I’m always dubious and conscious about ‘animal attractions, I’m introduced to my camel for the morning. He is a 10-year-old big boy, with enviable eyelashes. I don’t think I could have spread my legs much wider to sit on him! He was a barrel of a creature! And a long way from the ground.
Camels have been a major part of the Bedouin culture for centuries, these uniquely adapted creatures were used to transport goods and people across the desert. The Bedouin people not only used the camel for transportation, but also for their milk, wool and even meat!
Their natural swagger in the early morning sun takes us out to nearby dunes. One thing I learnt about camels, they are ugly-cute with a permanent duck-look about them. They also smell!
But a wonderful lasting memory of my brief time in the desert.
General Info about the Wadi Rum Camp experience
The tour I did cost 50JD. This included one-night accommodation at the Wadi Rum Camp, the transfer to and from Aqaba, all my food and drink, and the 4×4 jeep ride. The camel ride was an optional extra 15JD.

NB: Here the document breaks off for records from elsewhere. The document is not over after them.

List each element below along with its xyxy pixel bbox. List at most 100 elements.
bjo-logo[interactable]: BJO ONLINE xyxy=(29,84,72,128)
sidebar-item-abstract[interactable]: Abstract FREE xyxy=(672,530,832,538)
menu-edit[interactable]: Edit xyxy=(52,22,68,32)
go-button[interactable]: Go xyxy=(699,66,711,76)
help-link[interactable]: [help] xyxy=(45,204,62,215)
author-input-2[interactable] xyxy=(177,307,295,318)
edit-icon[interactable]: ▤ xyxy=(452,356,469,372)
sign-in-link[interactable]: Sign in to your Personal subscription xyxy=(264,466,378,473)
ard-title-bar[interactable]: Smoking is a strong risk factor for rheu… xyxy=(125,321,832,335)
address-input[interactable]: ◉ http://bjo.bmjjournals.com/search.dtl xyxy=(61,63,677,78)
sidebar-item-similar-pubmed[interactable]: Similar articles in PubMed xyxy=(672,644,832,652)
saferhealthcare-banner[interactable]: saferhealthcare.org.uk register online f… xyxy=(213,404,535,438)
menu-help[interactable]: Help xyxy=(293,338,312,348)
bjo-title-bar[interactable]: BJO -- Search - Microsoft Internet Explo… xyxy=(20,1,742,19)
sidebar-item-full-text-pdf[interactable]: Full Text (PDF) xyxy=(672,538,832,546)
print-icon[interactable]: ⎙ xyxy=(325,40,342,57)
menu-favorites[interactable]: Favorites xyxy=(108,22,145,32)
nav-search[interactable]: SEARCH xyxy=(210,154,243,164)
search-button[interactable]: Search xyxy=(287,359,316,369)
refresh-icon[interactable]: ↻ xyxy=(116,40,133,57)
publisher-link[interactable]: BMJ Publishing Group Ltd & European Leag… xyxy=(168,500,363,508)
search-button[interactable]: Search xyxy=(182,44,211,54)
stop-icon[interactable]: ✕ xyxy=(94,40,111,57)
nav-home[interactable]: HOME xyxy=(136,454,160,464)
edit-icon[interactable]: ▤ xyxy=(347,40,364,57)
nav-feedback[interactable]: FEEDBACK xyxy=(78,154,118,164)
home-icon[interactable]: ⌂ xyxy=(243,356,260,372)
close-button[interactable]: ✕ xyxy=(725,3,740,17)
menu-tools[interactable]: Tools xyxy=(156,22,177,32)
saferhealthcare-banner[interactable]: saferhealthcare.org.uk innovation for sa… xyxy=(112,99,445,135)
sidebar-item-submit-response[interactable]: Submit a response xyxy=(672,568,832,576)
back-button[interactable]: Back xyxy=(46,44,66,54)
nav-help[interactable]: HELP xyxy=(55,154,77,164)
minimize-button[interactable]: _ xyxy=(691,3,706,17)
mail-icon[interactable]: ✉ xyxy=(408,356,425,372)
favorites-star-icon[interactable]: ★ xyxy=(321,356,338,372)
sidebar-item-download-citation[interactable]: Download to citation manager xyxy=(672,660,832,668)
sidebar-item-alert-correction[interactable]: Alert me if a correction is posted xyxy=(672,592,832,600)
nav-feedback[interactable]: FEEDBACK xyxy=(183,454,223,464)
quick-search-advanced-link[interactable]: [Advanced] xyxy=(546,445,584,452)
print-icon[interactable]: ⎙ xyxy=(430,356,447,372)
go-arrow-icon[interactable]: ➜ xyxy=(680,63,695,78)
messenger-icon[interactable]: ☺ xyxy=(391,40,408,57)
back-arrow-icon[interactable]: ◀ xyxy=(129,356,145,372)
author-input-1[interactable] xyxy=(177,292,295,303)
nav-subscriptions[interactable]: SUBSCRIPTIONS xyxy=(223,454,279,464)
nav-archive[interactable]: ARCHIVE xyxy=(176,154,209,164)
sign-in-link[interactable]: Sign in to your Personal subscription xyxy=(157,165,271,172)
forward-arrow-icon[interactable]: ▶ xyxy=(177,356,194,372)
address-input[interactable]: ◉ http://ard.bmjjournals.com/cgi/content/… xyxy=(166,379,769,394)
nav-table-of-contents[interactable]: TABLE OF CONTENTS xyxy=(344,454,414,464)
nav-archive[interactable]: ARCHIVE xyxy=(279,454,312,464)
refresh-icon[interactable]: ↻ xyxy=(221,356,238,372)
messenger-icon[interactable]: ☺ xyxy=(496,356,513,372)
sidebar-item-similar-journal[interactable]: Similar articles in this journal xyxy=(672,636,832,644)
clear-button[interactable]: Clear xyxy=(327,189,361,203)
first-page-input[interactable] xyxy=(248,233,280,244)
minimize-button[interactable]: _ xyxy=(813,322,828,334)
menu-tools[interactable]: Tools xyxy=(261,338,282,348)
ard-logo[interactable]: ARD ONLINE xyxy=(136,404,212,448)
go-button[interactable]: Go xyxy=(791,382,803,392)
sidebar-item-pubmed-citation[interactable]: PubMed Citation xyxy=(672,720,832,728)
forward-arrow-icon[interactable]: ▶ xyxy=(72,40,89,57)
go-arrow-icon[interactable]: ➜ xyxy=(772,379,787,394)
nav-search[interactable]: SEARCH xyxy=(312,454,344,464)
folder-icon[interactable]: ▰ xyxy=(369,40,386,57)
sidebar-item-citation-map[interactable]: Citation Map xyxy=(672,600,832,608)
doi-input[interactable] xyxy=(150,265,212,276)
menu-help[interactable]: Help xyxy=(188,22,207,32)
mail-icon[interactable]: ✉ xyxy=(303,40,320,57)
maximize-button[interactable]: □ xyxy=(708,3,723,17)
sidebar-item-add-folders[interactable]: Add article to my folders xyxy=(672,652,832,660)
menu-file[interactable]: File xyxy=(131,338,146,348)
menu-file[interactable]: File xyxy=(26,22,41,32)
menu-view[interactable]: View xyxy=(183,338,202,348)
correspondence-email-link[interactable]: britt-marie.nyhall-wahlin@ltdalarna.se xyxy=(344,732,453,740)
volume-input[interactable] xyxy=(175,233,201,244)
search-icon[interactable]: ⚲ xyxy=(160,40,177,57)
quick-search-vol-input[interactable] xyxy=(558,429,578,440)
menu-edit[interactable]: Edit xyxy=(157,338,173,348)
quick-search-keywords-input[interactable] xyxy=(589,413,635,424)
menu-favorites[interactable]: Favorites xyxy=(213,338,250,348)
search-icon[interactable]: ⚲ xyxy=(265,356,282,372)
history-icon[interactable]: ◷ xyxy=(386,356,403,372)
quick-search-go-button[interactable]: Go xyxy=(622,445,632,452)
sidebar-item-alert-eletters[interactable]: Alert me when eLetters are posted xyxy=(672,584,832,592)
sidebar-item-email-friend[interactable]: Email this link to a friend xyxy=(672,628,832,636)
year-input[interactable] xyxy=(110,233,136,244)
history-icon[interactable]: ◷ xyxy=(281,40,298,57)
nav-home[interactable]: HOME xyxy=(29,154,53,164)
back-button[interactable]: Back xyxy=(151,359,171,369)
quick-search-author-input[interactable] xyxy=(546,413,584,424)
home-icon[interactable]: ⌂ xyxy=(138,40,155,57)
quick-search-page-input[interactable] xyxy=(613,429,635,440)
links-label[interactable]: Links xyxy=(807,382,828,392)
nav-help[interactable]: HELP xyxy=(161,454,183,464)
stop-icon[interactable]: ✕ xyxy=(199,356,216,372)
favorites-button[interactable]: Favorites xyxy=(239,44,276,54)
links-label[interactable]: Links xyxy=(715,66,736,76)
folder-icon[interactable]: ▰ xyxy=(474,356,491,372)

What to take with you on a Wadi Rum Camp
Footwear suitable for climbing rocks and sand dunes (bearing in mind your shoes will get full of sand)
Water and snacks for the excursions if you do get easily hungry
A shoal, or light jumper for the cool evenings
Word of warning: Sand and cameras don’t mix – my phone and GoPro (in its case) were absolutely fine, my compact camera with the extendable zoom lens thought otherwise. Cameras and sand do not mix!